Golden Brown.
If television
programmes are to be believed, the Seventies were brown.
As I was born in 1981, I'm unable to
comment on this theory first-hand. Whilst being a couple
of years shy of the opportunity to offer an eyewitness account, I’ve certainly
seen a lot of secondary evidence.
Anything that
wasn’t brown was a brownish-grey or orange.
Take Columbo, for
instance. I’m a big fan of the dishevelled detective, owning the complete
series as a DVD box-set. There are two things I’ve learnt since watching so
many episodes back-to-back: that instances of homicide in 1970s' Los Angeles
were alarmingly high – and that most were committed to a sepia
backdrop.
It’s as if they’d
decided to work to a very specific colour-scheme: nothing darker than Peter Falk’s
cigar; nothing lighter than his raincoat.
If only the perpetrators
had stuck to this formula with more rigidity, they could have got away with murder. A young David Dickinson would have been lethal.
Columbo isn’t the
only seventies cop-show to work to a limited spectrum; Starsky & Hutch and
Quincy are little different.

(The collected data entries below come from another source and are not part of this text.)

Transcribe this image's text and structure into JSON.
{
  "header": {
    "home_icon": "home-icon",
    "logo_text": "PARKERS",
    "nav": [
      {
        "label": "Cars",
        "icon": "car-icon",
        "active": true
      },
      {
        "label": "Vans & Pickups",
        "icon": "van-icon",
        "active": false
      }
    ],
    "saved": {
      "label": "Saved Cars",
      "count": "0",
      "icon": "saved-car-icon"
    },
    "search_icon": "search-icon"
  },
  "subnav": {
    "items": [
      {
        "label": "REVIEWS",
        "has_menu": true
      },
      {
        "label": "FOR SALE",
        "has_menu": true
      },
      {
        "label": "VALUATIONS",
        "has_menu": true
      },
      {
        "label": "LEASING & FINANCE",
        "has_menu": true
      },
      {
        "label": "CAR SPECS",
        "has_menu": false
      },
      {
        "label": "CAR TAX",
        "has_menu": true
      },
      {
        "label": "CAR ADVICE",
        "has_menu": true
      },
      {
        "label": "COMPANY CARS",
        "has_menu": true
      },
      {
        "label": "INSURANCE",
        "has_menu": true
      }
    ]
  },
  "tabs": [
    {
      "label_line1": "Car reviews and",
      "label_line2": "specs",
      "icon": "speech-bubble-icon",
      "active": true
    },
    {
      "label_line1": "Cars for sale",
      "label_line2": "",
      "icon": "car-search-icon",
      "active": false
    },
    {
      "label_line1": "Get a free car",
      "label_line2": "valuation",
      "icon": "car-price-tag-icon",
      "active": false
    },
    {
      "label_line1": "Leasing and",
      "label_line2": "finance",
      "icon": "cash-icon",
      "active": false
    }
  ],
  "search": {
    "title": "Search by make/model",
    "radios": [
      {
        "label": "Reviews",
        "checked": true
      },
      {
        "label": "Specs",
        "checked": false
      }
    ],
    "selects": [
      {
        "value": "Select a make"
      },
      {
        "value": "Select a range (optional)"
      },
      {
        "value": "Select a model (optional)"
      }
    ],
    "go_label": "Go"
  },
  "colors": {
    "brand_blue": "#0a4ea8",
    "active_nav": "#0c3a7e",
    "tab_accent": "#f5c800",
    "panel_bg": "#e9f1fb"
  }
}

It seems strange when following the Sixties so closely; the psychedelic shades of the Summer of Love must have
seemed a dim and distant memory.
This fondness for
a pooey palette seems to have continued into the early 1980s; something that was reiterated just this evening, when
I caught a rerun of an early, Bob Monkhouse-hosted episode of Family Fortunes
on Challenge.
Perhaps they'd stained the set with tea in an attempt to age it:
If Bob had just come
back off his summer holidays you never would have seen him.